Peer review: Councillor Chris Steward
Chairman, Consortium of East Coast Main Line Authorities

Philip Haigh succinctly sets out the challenge facing the Office of Rail and Road in deciding how to utilise capacity of the East Coast Main Line to best effect. At the Consortium of East Coast Main Line Authorities (ECMA), we think the ECML’s economic potential should be a key consideration in its decision-making.

Our research (The Prospectus for Investment in the East Coast Main Line) into the economic impact of improving services along the ECML shows a potential GDP benefit of £5 billion. (ECMA defines the ECML more broadly than just London to Edinburgh in its national economic role - we are also concerned about the connectivity of places such as Aberdeen, Bradford, Grimsby, Hull, Inverness, Leeds, Lincoln, Middlesbrough and Perth.) 

This figure rises by a further £4bn when HS2 services run to York, the North East and Scotland. Consequently, businesses require a more reliable railway service with faster journey times, greater infrastructure resilience and improved connectivity between locations.

We know that the economies along the ECML contribute over £300bn to the UK’s GVA each year. These economies contain industries that are of various types, sizes and propensities to travel. Growth centres are located along the whole route, in fields such as finance and business, life sciences and biotechnology, tourism, oil and gas, and advanced and applied manufacturing.  Business leaders say they need better links along the ECML to release the potential of these centres, statements that have been underpinned by our analysis of the potential agglomeration and labour market benefits.

From the evidence, we have developed a set of conditional outputs that (if fully met) will generate significant potential economic benefits. We have deliberately asked the rail industry how best to achieve these outputs, rather than merely coming up with our own schemes, and we are contributing to the imminent Network Rail East Coast Route Study.

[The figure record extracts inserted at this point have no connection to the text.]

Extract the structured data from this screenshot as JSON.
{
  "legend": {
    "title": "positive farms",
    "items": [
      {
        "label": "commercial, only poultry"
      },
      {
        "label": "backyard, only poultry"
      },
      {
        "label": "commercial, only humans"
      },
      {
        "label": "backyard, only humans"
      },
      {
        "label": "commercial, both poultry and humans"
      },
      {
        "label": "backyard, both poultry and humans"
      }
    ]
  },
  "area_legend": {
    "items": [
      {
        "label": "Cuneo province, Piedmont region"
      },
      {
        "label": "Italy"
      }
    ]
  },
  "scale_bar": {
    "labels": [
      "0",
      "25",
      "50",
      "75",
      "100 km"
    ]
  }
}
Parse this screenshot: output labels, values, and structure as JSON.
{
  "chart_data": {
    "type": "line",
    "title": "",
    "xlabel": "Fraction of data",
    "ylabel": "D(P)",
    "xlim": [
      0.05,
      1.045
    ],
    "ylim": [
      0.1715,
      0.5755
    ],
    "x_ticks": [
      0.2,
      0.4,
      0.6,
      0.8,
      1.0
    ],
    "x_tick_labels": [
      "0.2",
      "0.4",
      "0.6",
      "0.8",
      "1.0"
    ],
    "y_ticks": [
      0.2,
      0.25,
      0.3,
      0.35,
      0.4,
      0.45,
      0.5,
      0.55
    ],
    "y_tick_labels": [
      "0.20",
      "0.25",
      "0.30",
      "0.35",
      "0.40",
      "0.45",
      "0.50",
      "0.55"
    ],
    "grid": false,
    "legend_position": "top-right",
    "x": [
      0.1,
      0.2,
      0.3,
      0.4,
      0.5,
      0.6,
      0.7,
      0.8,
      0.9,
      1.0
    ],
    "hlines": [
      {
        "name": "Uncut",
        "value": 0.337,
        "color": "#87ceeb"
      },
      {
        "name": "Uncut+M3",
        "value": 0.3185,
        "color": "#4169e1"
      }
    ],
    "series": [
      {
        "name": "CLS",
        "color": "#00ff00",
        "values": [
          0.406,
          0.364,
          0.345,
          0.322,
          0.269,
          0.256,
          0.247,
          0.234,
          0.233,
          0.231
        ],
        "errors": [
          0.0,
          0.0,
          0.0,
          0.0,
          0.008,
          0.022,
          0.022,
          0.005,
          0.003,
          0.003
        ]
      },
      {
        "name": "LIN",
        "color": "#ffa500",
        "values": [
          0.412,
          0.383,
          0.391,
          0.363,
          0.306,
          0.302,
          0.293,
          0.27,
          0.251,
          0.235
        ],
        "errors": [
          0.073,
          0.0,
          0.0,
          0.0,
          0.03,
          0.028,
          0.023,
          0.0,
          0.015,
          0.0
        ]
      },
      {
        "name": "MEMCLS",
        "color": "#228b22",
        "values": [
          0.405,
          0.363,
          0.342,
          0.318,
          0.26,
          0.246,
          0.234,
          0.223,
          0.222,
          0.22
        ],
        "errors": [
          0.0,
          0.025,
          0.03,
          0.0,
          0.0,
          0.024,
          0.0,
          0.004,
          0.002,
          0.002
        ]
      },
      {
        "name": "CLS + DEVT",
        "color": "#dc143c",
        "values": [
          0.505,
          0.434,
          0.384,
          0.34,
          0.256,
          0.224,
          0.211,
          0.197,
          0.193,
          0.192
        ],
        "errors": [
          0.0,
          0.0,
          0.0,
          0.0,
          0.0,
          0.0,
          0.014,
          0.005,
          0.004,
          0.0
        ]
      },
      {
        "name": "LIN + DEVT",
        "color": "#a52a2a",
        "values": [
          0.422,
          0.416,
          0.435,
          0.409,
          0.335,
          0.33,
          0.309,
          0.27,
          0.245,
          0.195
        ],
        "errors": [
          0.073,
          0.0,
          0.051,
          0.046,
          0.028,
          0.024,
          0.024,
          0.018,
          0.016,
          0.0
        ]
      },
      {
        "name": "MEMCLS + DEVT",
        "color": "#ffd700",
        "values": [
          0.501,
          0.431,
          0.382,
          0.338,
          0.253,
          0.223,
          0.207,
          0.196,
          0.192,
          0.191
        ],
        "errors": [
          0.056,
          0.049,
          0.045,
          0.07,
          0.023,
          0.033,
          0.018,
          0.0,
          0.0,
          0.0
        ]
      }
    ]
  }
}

The outputs are based on having a reliable and resilient infrastructure, and are as follows:

  • Eight long-distance high speed trains per hour each way to London by 2019, with a ninth train per hour to Cambridge from the north.
  • Through HS2 services beyond York.
  • Journey time improvements along the whole ECML, including internal journeys in Scotland. More direct services serving London from places off the core East Coast Main Line (for example, the Virgin Trains East Coast bid for trains between Middlesbrough and London).
  • Better connectivity from places near London (for example, Stevenage) with other places on the ECML.
  • A more professional, office environment on each train, including continuous free WiFi, good mobile phone reception and sufficient seat capacity.
  • Each station of a quality to actively encourage people to travel by train and enable it to be the “gateway” reflecting the economy and community that it serves.
  • Gauge enhancement to ensure that freight trains can carry W12 size containers to and from key ports and strategic rail freight interchanges.
  • Additional line capacity to allow more, longer, freight trains to run efficiently without detriment to passenger trains.

Philip writes of the need to justify investment, and that the sum currently being invested in the East Coast Main Line is close to being unjustified.

My view is that the strategic case for economic growth along the ECML exists and that the investment is needed to help realise it.  Indeed, my view is that the development of solutions by the rail industry may well mean that more funding is needed to secure the conditions for the stronger economic growth.